“Representatives of the Russian government handed Siamashka proposals that provided for the supply of 18 million tons to Belarus the following year,” the source said, noting that the Belarusian delegation was leaving for Minsk on Tuesday.
Siamashka claimed on Friday that Russia did not mind supplying 23 million tons of crude to Belarus in 2013.
“We agreed that 23 million tons would be supplied in 2013 and we heard no objections,” he said.
Siamashka confirmed that Russia had increased the amount of oil to be supplied to Belarus in the fourth quarter of 2012. According to him, the director general of the Mazyr oil refinery reported to him over the phone that the refinery had increased the daily refining rate to 32,000 tons from 22,000 tons in October.
Siamashka also said that Belarus was ready to supply Russia with petroleum products in 2013 if this was profitable. The Belarusian refineries’ exports currently have a profit of $20 to $25 per ton, he noted. “This level of profit is minimal and can only finance their modernization,” he added.
Belarus agrees to supply Russia with high octane gasoline unless this is unprofitable, Siamashka noted. According to him, Belarus has made such supplies in the last two weeks, but the supply of diesel fuel continue to be unprofitable, with the refineries losing $60 to $80 per ton. “If we continue these supplies, we’ll go bankrupt,” he said.
Under the Russian energy ministry’s directive, AK Transneft earlier reduced the amount of crude oil to be supplied to Belarus in the fourth quarter of the year by 26 percent to four million tons in response to Belarus’ failure to fulfill its obligations regarding the supply of petroleum products to Russia.

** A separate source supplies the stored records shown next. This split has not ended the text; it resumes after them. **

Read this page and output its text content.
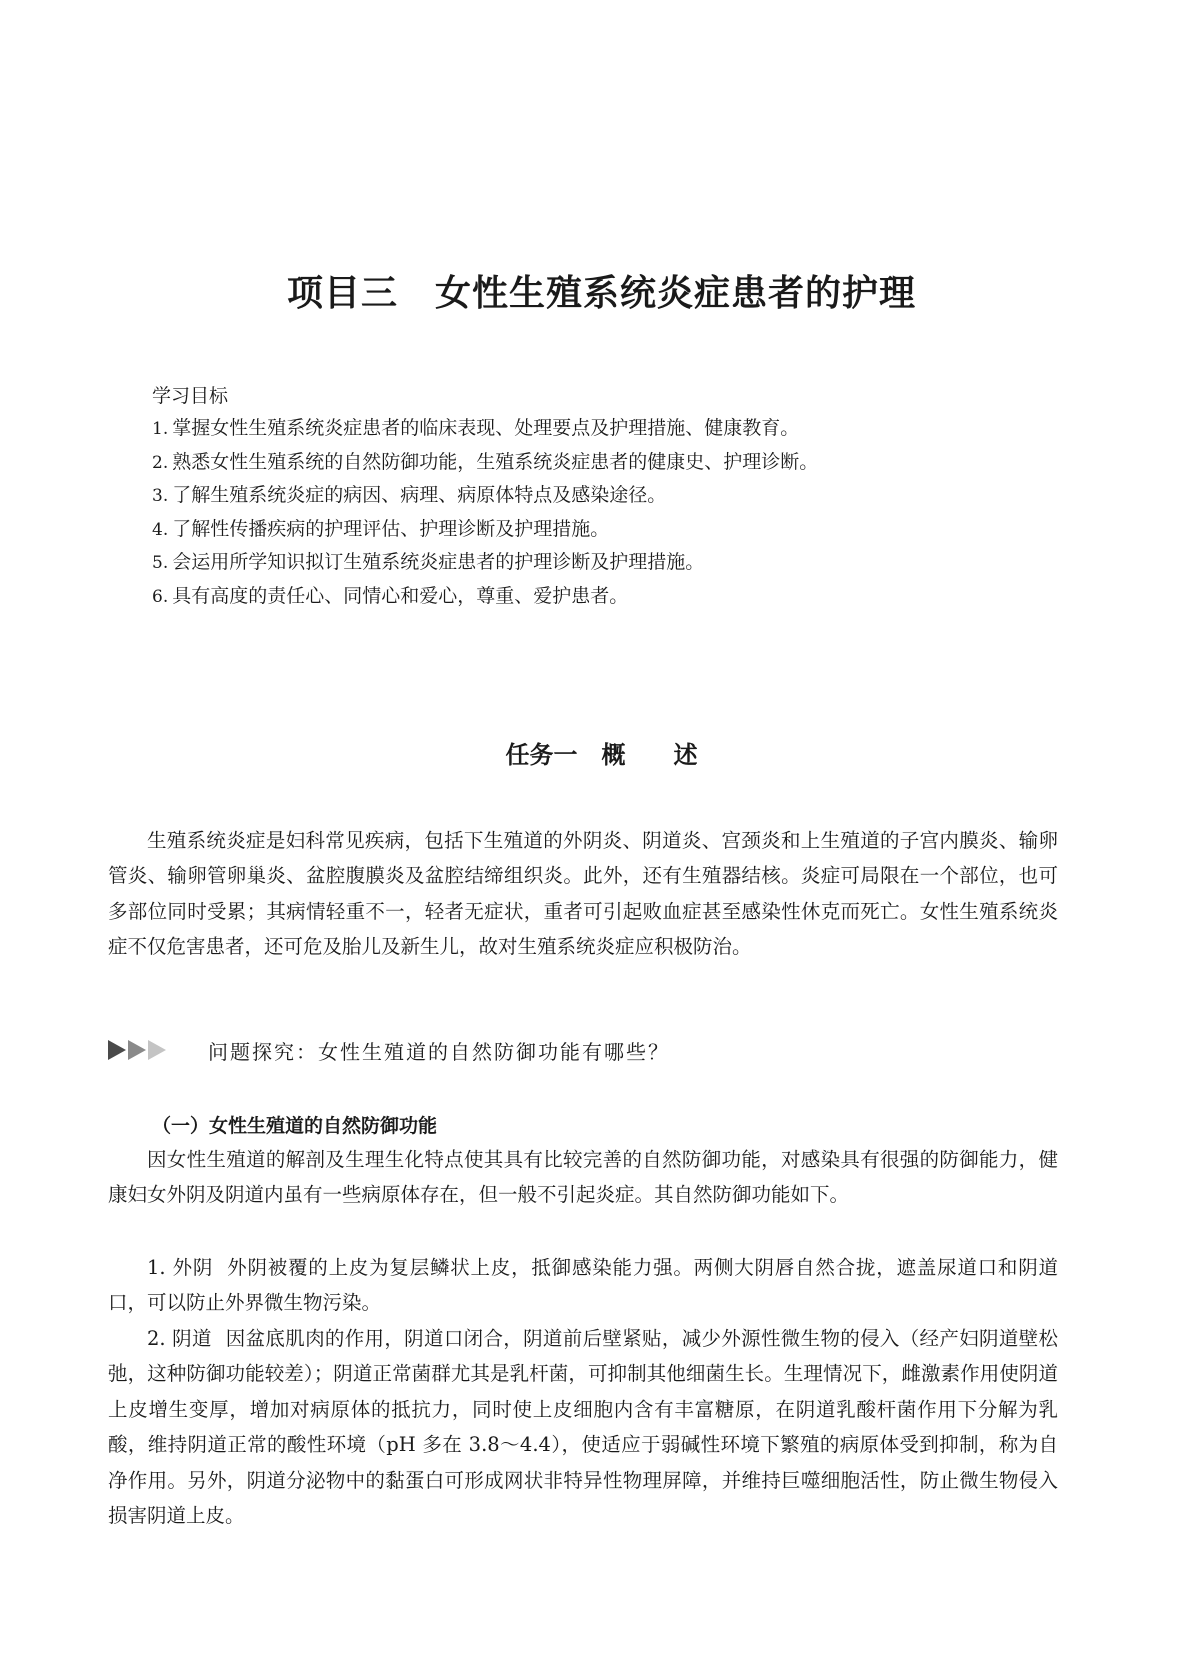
项目三　女性生殖系统炎症患者的护理

学习目标

1. 掌握女性生殖系统炎症患者的临床表现、处理要点及护理措施、健康教育。
2. 熟悉女性生殖系统的自然防御功能，生殖系统炎症患者的健康史、护理诊断。
3. 了解生殖系统炎症的病因、病理、病原体特点及感染途径。
4. 了解性传播疾病的护理评估、护理诊断及护理措施。
5. 会运用所学知识拟订生殖系统炎症患者的护理诊断及护理措施。
6. 具有高度的责任心、同情心和爱心，尊重、爱护患者。
任务一　概　　述

生殖系统炎症是妇科常见疾病，包括下生殖道的外阴炎、阴道炎、宫颈炎和上生殖道的子宫内膜炎、输卵管炎、输卵管卵巢炎、盆腔腹膜炎及盆腔结缔组织炎。此外，还有生殖器结核。炎症可局限在一个部位，也可多部位同时受累；其病情轻重不一，轻者无症状，重者可引起败血症甚至感染性休克而死亡。女性生殖系统炎症不仅危害患者，还可危及胎儿及新生儿，故对生殖系统炎症应积极防治。

问题探究：女性生殖道的自然防御功能有哪些？
（一）女性生殖道的自然防御功能

因女性生殖道的解剖及生理生化特点使其具有比较完善的自然防御功能，对感染具有很强的防御能力，健康妇女外阴及阴道内虽有一些病原体存在，但一般不引起炎症。其自然防御功能如下。

1. 外阴 外阴被覆的上皮为复层鳞状上皮，抵御感染能力强。两侧大阴唇自然合拢，遮盖尿道口和阴道口，可以防止外界微生物污染。

2. 阴道 因盆底肌肉的作用，阴道口闭合，阴道前后壁紧贴，减少外源性微生物的侵入（经产妇阴道壁松弛，这种防御功能较差）；阴道正常菌群尤其是乳杆菌，可抑制其他细菌生长。生理情况下，雌激素作用使阴道上皮增生变厚，增加对病原体的抵抗力，同时使上皮细胞内含有丰富糖原，在阴道乳酸杆菌作用下分解为乳酸，维持阴道正常的酸性环境（pH 多在 3.8～4.4），使适应于弱碱性环境下繁殖的病原体受到抑制，称为自净作用。另外，阴道分泌物中的黏蛋白可形成网状非特异性物理屏障，并维持巨噬细胞活性，防止微生物侵入损害阴道上皮。
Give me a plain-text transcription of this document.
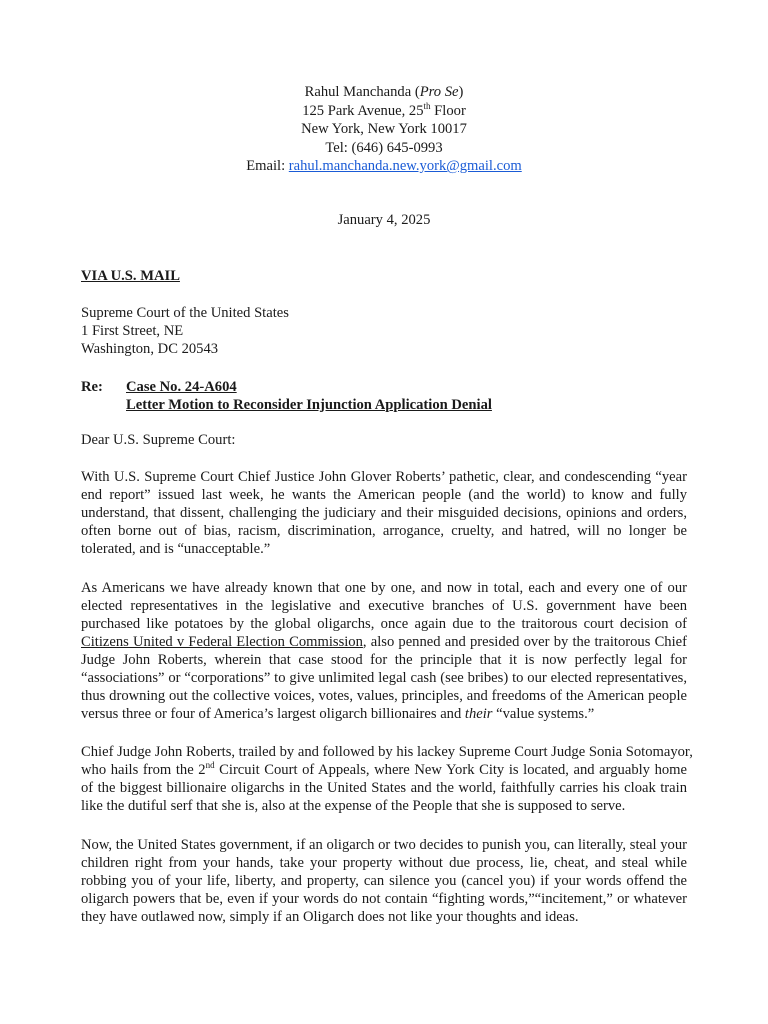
Rahul Manchanda (Pro Se)
125 Park Avenue, 25th Floor
New York, New York 10017
Tel: (646) 645-0993
Email: rahul.manchanda.new.york@gmail.com
January 4, 2025
VIA U.S. MAIL
Supreme Court of the United States
1 First Street, NE
Washington, DC 20543
Re: Case No. 24-A604
Letter Motion to Reconsider Injunction Application Denial
Dear U.S. Supreme Court:
With U.S. Supreme Court Chief Justice John Glover Roberts’ pathetic, clear, and condescending “year
end report” issued last week, he wants the American people (and the world) to know and fully
understand, that dissent, challenging the judiciary and their misguided decisions, opinions and orders,
often borne out of bias, racism, discrimination, arrogance, cruelty, and hatred, will no longer be
tolerated, and is “unacceptable.”
As Americans we have already known that one by one, and now in total, each and every one of our
elected representatives in the legislative and executive branches of U.S. government have been
purchased like potatoes by the global oligarchs, once again due to the traitorous court decision of
Citizens United v Federal Election Commission, also penned and presided over by the traitorous Chief
Judge John Roberts, wherein that case stood for the principle that it is now perfectly legal for
“associations” or “corporations” to give unlimited legal cash (see bribes) to our elected representatives,
thus drowning out the collective voices, votes, values, principles, and freedoms of the American people
versus three or four of America’s largest oligarch billionaires and their “value systems.”
Chief Judge John Roberts, trailed by and followed by his lackey Supreme Court Judge Sonia Sotomayor,
who hails from the 2nd Circuit Court of Appeals, where New York City is located, and arguably home
of the biggest billionaire oligarchs in the United States and the world, faithfully carries his cloak train
like the dutiful serf that she is, also at the expense of the People that she is supposed to serve.
Now, the United States government, if an oligarch or two decides to punish you, can literally, steal your
children right from your hands, take your property without due process, lie, cheat, and steal while
robbing you of your life, liberty, and property, can silence you (cancel you) if your words offend the
oligarch powers that be, even if your words do not contain “fighting words,”“incitement,” or whatever
they have outlawed now, simply if an Oligarch does not like your thoughts and ideas.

Belarus and Russia agreed in late 2011 that a total of $21.5 million tons of Russian crude would be supplied by pipeline to Belarus in 2012 – 3.5 million tons more than in 2011 – with the possibility of supplying up to three million tons more by rail. Belarus made a commitment to supply Russia with 5.8 million tons of high-quality petroleum products in 2012, including 2.1 million tons of gasoline, 3.5 million tons of diesel fuel and 0.2 million tons of aviation kerosene, but it reportedly supplied only 144,300 tons of petroleum products in the first eight months of the year.